Zwarthalszwaan ( Cygnus melancoryphus )

 

 

De Zwarthalszwaan is inheems in het Zuiden van Zuid-Amerika.

Zwarthalszwanen zullen niet veel op het land gevonden worden.

Ze kunnen zich niet zo goed voortbewegen op het land.

Daarom besteden zij het grootste deel van de dag in het water.

Daar kunnen ze wel tot drie meter onder water duiken om voedsel te zoeken of te vluchten.

Ze hebben wat moeite met opstijgen, maar wanneer ze eenmaal in de lucht zijn kunnen ze grote afstanden afleggen.

Het is één van de snelst vliegende soorten zwanen die een snelheid van 80 km/u kunnen halen.

 

Ze onderscheiden zich gemakkelijk door hun smetteloze witte lichaamsveren die scherp contrasteren met hun fluweelachtige zwarte kop en nek.

De snavel is blauwgrijs van kleur en heeft een opvallende, dubbellobbige rode knop, een karbonkel genaamd, aan de basis.

De ogen zijn omgeven door een dunne witte lijn die langs de zijkanten van het hoofd naar achteren loopt.

Mannetjes en vrouwtjes zien er hetzelfde uit, hoewel vrouwtjes over het algemeen iets kleiner zijn.

 

Deze zwanen hebben een groot wateroppervlak nodig, bij voorkeur met voldoende onderwatervegetatie om te voeren.

Ze zijn enigszins koudgevoelig en vatbaar voor bevroren voeten; een winterverblijf die tochtvrij is en dik stro op de grond heeft, wordt aangeraden, en in de winter kan een schuilplaats nodig zijn in koudere klimaten.

 

De zwarthalszwaan laat zijn jongen op zijn rug meevaren. 

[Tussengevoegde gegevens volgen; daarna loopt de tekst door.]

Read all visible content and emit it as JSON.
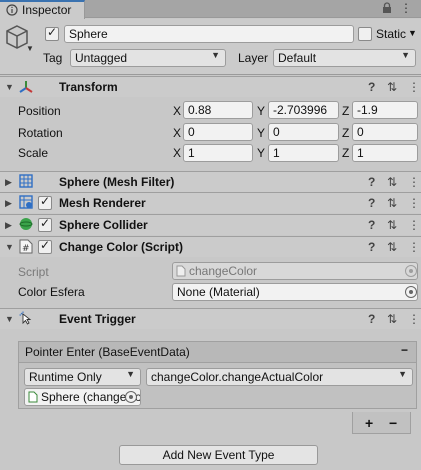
{
  "tab": {
    "label": "Inspector",
    "menu_glyph": "⋮"
  },
  "header": {
    "object_active": true,
    "object_name": "Sphere",
    "static_label": "Static",
    "static_checked": false,
    "tag_label": "Tag",
    "tag_value": "Untagged",
    "layer_label": "Layer",
    "layer_value": "Default"
  },
  "transform": {
    "title": "Transform",
    "rows": [
      {
        "label": "Position",
        "x": "0.88",
        "y": "-2.703996",
        "z": "-1.9"
      },
      {
        "label": "Rotation",
        "x": "0",
        "y": "0",
        "z": "0"
      },
      {
        "label": "Scale",
        "x": "1",
        "y": "1",
        "z": "1"
      }
    ],
    "axis": {
      "x": "X",
      "y": "Y",
      "z": "Z"
    }
  },
  "components": {
    "mesh_filter": "Sphere (Mesh Filter)",
    "mesh_renderer": "Mesh Renderer",
    "sphere_collider": "Sphere Collider",
    "change_color": "Change Color (Script)"
  },
  "change_color": {
    "script_label": "Script",
    "script_value": "changeColor",
    "color_label": "Color Esfera",
    "color_value": "None (Material)"
  },
  "event_trigger": {
    "title": "Event Trigger",
    "entry_title": "Pointer Enter (BaseEventData)",
    "remove_glyph": "−",
    "runtime_value": "Runtime Only",
    "function_value": "changeColor.changeActualColor",
    "target_value": "Sphere  (changeColor)",
    "plus": "+",
    "minus": "−",
    "add_button": "Add New Event Type"
  },
  "icons": {
    "help": "?",
    "settings": "⇅",
    "menu": "⋮"
  }
}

Meestal neemt het mannetje deze taak op zich zodat het vrouwtje, na de broedperiode, weer tijd heeft om te eten en weer op gewicht te komen.

Ze grondelen naar plantaardig voedsel op de bodem van ondiep water.

Door de sterke snavel die voorzien is van getande randen en een soort nagel aan het uiteinde en een stroeve tong kunnen ze waterplanten makkelijk uit de bodem trekken en kapot scheuren.

Het zijn voornamelijk planteneters en het voedsel bestaat uit kranswieren, fonteinkruid, aarvederkruid, vallisneria en andere waterplanten.

Af en toe eten ze ook insecten en kikkerdril.

In het broedseizoen kunnen ze drie nesten krijgen.

Ieder legsel bevat 3 tot 7 eieren.

 De broedduur bedraagt ongeveer 34 tot 37 dagen.

De eieren zijn 10 bij 6,6 cm en wegen 238 gram.

Beide ouders voeren en beschermen de jongen. 

Na 10 weken kunnen de jongen vliegen maar het duurt nog totdat ze 8 tot 14 maanden oud zijn voordat ze onafhankelijk zijn van de ouders.

Met twee jaar zijn ze geslachtsrijp.

Pas als ze drie jaar zijn vormen ze een paartje.

Tot die tijd blijven ze vaak bij de ouders.